The competition, launched in January 2025 by social enterprise Shift, saw 80 submitted proposals, of which the winning concept will become the new Shift Landmark in Rotterdam’s Waterkant, a major upcoming high-density, mixed-use neighbourhood. It will be the first of six such landmarks, one per continent—a modern-day structure that will inspire a more sustainable and circular future.
As of now, a shortlist of five has been unveiled, with designs from Ecosistema Urbano, Heatherwick Studio, Mecanoo, MVRDV, and Office for Political Innovation. Each concept has been planned at 25,000 to 30,000 square metres, including a 10,000-square-metre immersive experience, hotel, conference centre and food court. The goal is to unite biodiversity with the local community and day-to-day.
The winner will be announced this spring 2026.

A Living Landmark
Architect: Ecosistema Urbano
“Conceived as a regenerative living system, the building operates as a dynamic social organism that integrates public space, ecological performance, and civic life—actively fostering biodiversity and strengthening connections between local communities and wider ecological networks.”

Rotterdam Rocks
Architect: MVRDV
“Rotterdam ROCKS! is a stacked landscape of living rocks that turns architecture into a regenerative, urban ecosystem and a new landmark for the city: rocks that breathe. Strengthening Rotterdam’s experimental character, it demonstrates that buildings of tomorrow can merge nature and public life.”

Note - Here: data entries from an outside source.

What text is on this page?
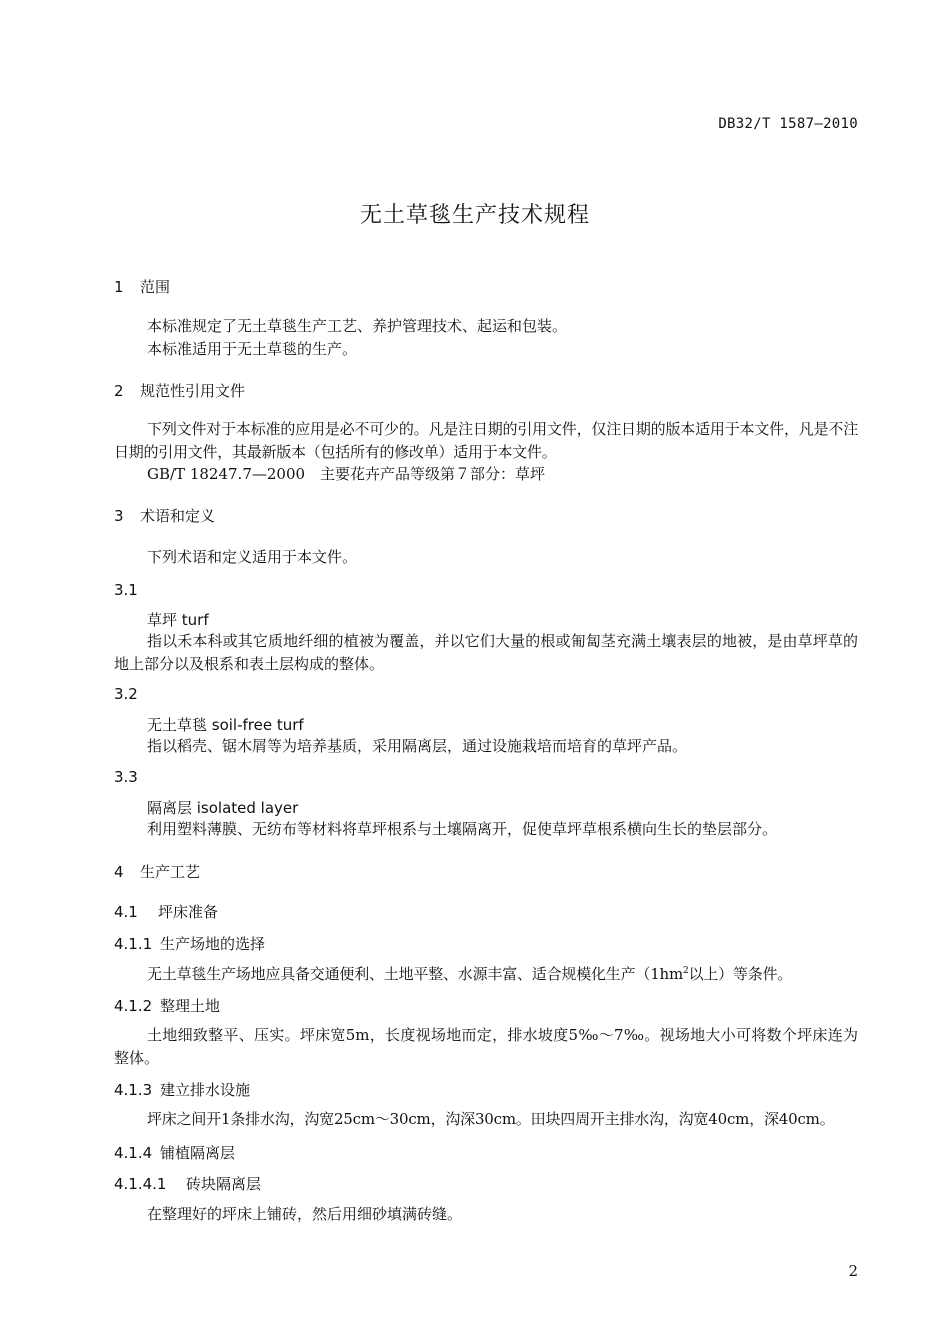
DB32/T 1587—2010
无土草毯生产技术规程
1 范围
本标准规定了无土草毯生产工艺、养护管理技术、起运和包装。
本标准适用于无土草毯的生产。
2 规范性引用文件
下列文件对于本标准的应用是必不可少的。凡是注日期的引用文件，仅注日期的版本适用于本文件，凡是不注日期的引用文件，其最新版本（包括所有的修改单）适用于本文件。
GB/T 18247.7—2000　主要花卉产品等级第７部分：草坪
3 术语和定义
下列术语和定义适用于本文件。
3.1
草坪 turf
指以禾本科或其它质地纤细的植被为覆盖，并以它们大量的根或匍匐茎充满土壤表层的地被，是由草坪草的地上部分以及根系和表土层构成的整体。
3.2
无土草毯 soil-free turf
指以稻壳、锯木屑等为培养基质，采用隔离层，通过设施栽培而培育的草坪产品。
3.3
隔离层 isolated layer
利用塑料薄膜、无纺布等材料将草坪根系与土壤隔离开，促使草坪草根系横向生长的垫层部分。
4 生产工艺
4.1 坪床准备
4.1.1 生产场地的选择
无土草毯生产场地应具备交通便利、土地平整、水源丰富、适合规模化生产（$1hm^2$以上）等条件。
4.1.2 整理土地
土地细致整平、压实。坪床宽5m，长度视场地而定，排水坡度5‰～7‰。视场地大小可将数个坪床连为整体。
4.1.3 建立排水设施
坪床之间开1条排水沟，沟宽25cm～30cm，沟深30cm。田块四周开主排水沟，沟宽40cm，深40cm。
4.1.4 铺植隔离层
4.1.4.1 砖块隔离层
在整理好的坪床上铺砖，然后用细砂填满砖缝。
2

Planetary Landmark for the Climate Age
Architect: Office for Political Innovation
“Climate Section proposes a new kind of landmark for the Climate Age: not a monument, but a working section through the world as it is becoming—a place where climate is sensed, understood, and actively reshaped, together.”

The House of Shift
Architect: Mecanoo
“An inspiring icon for sustainability that places bold upcycling, carbon storage, energy neutrality, and ecological integration at its core. Integrating spaces for imagination, exploration, action, play, and joy.”

Urban Reef
Architect: Heatherwick Studio
“A new building for Rotterdam, built from six layers of activity that support one another like a reef‑inspired ecosystem. Influenced by natural flows of movement, these layers offer spaces that bring people together, build climate awareness and show how a building can encourage lighter, more sustainable ways of living together.”